To find out how much disk space you have available, use the
df
command. You'll probably always want to use the
-h
option, so the sizes appear in human-readable form:
df -h
You'll almost certainly see disks in the list that are mounted via
automount. If you find the automounted disks to be distracting, add
-l
to the command:
df -hl
Bear in mind that you
don't want to use the
-l
option if your home directory is not on the machine to which you've logged in. (As of Jan-2017, this mainly applies to ATLAS users logged onto
xenia
.)
Here's the result of executing
df -hl
on the machine
tanya on 28-Jan-2017:
Filesystem Size Used Avail Use% Mounted on
/dev/mapper/VG-root 20G 9.2G 9.5G 50% /
tmpfs 494M 760K 493M 1% /dev/shm
/dev/md0 461M 98M 340M 23% /boot
/dev/mapper/VG-home 50G 16G 32G 33% /home
/dev/mapper/VG-data 222G 6.1G 205G 3% /data
If we ignore partitions that relate to the operating system, we're left with two key user-accessible filesystems:
/home
and
/data
. (Many systems have other key partitions, such as
/share
and
/scratch
.)
It's not much
Your first reaction may be: "There's not much disk space for my home directory, and I have to share that space with other people in the collaboration. Why, my watch has more storage than that!"
You're right. It's intended that the
/home
be used for "source" files (program code, scientific papers, plots, etc.);
/data
or
/scratch
should be used for large and re-creatable files (compiled binaries, data summaries, temporary work files, etc.). We have to ask you to use judgement and discipline, and to be aware that you're sharing space with your fellow scientists.
If you're just skimming this page, stop and read this
The reason why
/home
is small and
/data
is big is that the
/home
partition is backed up;
/data
is not. In fact, it goes one step further: the
/data
partition is always considered expendable for any type of system maintenance activity. If a system is being repaired, upgraded, or restored, the
/data
partition may be erased.
There's more about this in the section on backups below.
What do I do if I need more disk space?
First, look to
/data
partitions on other systems in your working group. The
/data
partitions on all the systems that belong to a group are intended to be a shared resource; if you don't have enough space on
/nevis/yourmachine/data
,
cd /nevis/othermachine/data
in your group and see how much free space it has.
I strongly advise you to exercise common courtesy as you're scrounging for disk space. If I found someone had used a big chunk of my server's
/data
partition without asking, I might be annoyed.
If you still don't have enough disk space on all your group's machines to satisfy your needs, you may have to request more disks be added to the existing systems (or buy a new box).
Backups
The Nevis Linux cluster is backed up nightly onto
shelley, the Nevis backup server.
For speed, we don't copy every file from every system; we use a program called
rsync
to copy over only those files that have changed since the day before.

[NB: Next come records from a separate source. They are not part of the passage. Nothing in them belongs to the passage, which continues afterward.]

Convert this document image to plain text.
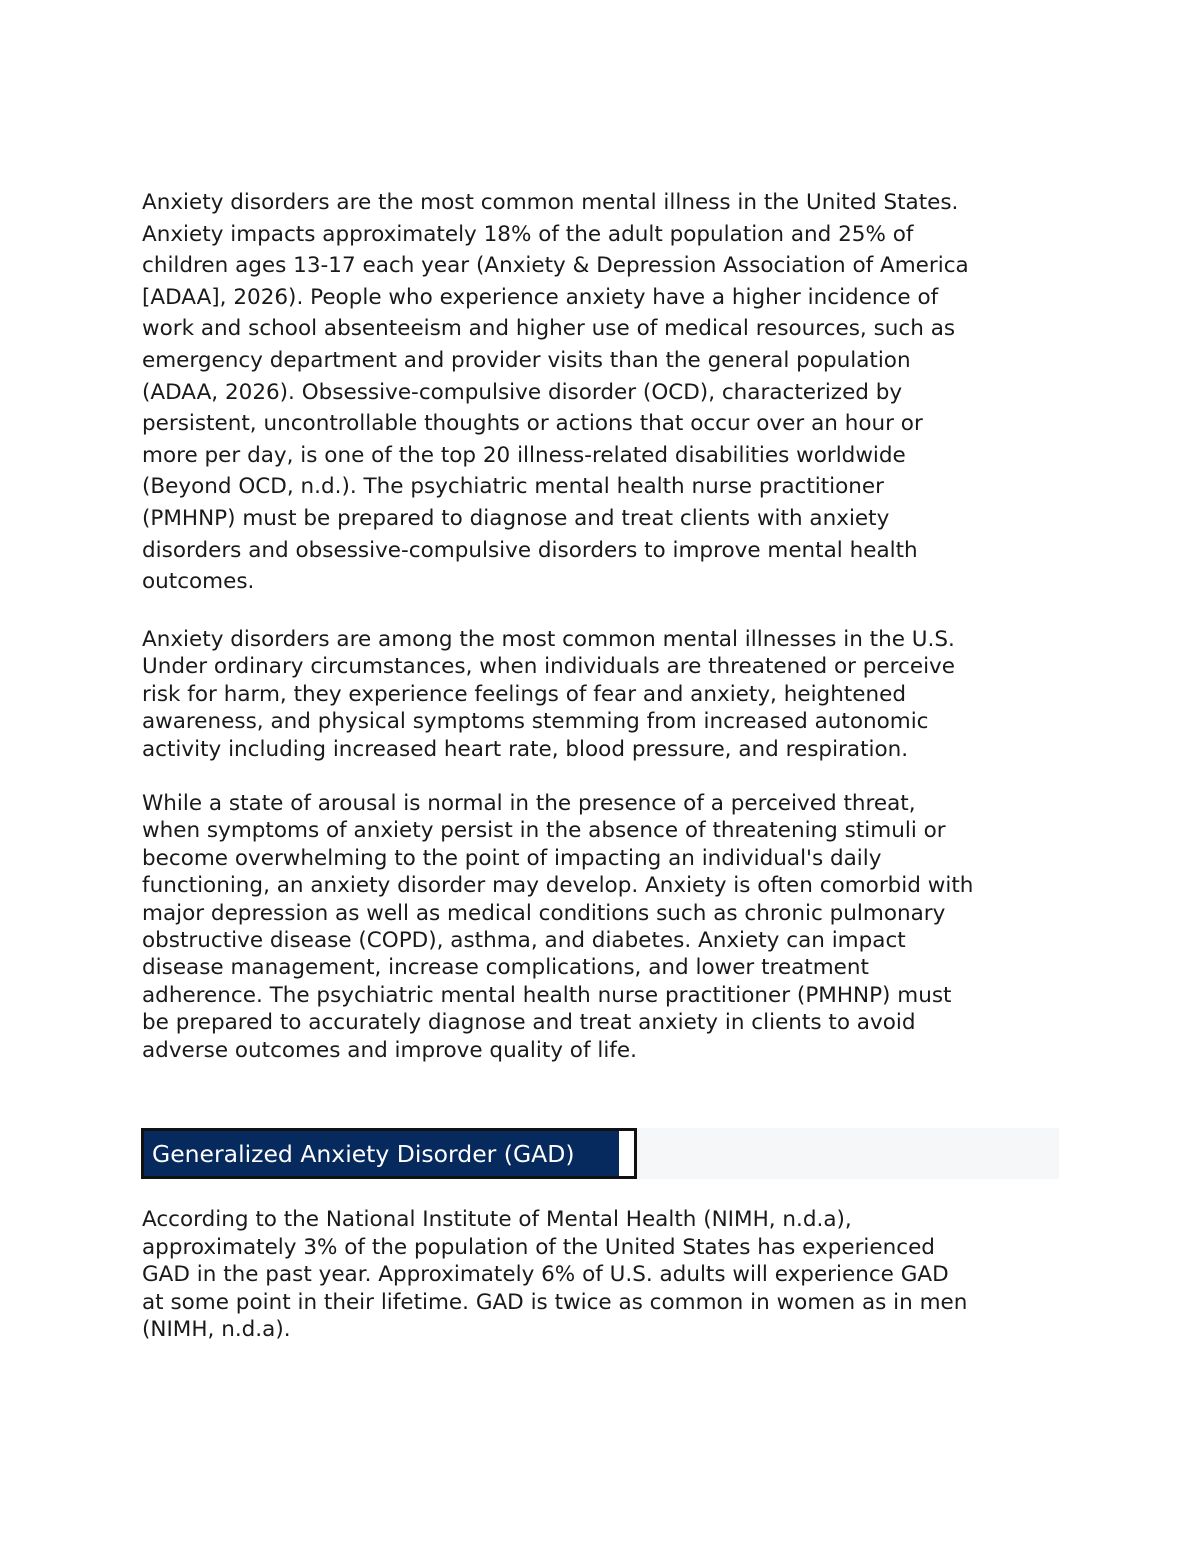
Anxiety disorders are the most common mental illness in the United States.
Anxiety impacts approximately 18% of the adult population and 25% of
children ages 13-17 each year (Anxiety & Depression Association of America
[ADAA], 2026). People who experience anxiety have a higher incidence of
work and school absenteeism and higher use of medical resources, such as
emergency department and provider visits than the general population
(ADAA, 2026). Obsessive-compulsive disorder (OCD), characterized by
persistent, uncontrollable thoughts or actions that occur over an hour or
more per day, is one of the top 20 illness-related disabilities worldwide
(Beyond OCD, n.d.). The psychiatric mental health nurse practitioner
(PMHNP) must be prepared to diagnose and treat clients with anxiety
disorders and obsessive-compulsive disorders to improve mental health
outcomes.
Anxiety disorders are among the most common mental illnesses in the U.S.
Under ordinary circumstances, when individuals are threatened or perceive
risk for harm, they experience feelings of fear and anxiety, heightened
awareness, and physical symptoms stemming from increased autonomic
activity including increased heart rate, blood pressure, and respiration.
While a state of arousal is normal in the presence of a perceived threat,
when symptoms of anxiety persist in the absence of threatening stimuli or
become overwhelming to the point of impacting an individual's daily
functioning, an anxiety disorder may develop. Anxiety is often comorbid with
major depression as well as medical conditions such as chronic pulmonary
obstructive disease (COPD), asthma, and diabetes. Anxiety can impact
disease management, increase complications, and lower treatment
adherence. The psychiatric mental health nurse practitioner (PMHNP) must
be prepared to accurately diagnose and treat anxiety in clients to avoid
adverse outcomes and improve quality of life.
Generalized Anxiety Disorder (GAD)
According to the National Institute of Mental Health (NIMH, n.d.a),
approximately 3% of the population of the United States has experienced
GAD in the past year. Approximately 6% of U.S. adults will experience GAD
at some point in their lifetime. GAD is twice as common in women as in men
(NIMH, n.d.a).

We don't back up every file on every system on the cluster. The policy is: the
/home
partition and
/share
partitions are backed up;
/data
is not. There is a web page that contains the
list
of which partitions are backed up.
We maintain previous versions of old files on
shelley. (Actually we do an incremental
tar
of the disk images after the
rsync
procedure has run for all the machines in the cluster.) This means we can recover old versions of files if necessary. However, there's a time limit: we only keep old file versions for
10 days. We cannot recover files that were deleted or overwritten prior to that.
Long-term data storage
For the purposes of this section, "long-term" means more than six months or so.
By the above definition, there is no long-term data storage at Nevis. As noted above:
- we back up
/home
directories, but keep old back-ups for no more than a few weeks;
-
/data
directories are not backed up at all;
- RAID arrays can and do fail. (This section is being written on 25-Apr-06; on that day, we lost the contents of a RAID5 array.)
If you need long-term storage for any of your files, I suggest you consider the facilities at BNL, FNAL, or CERN.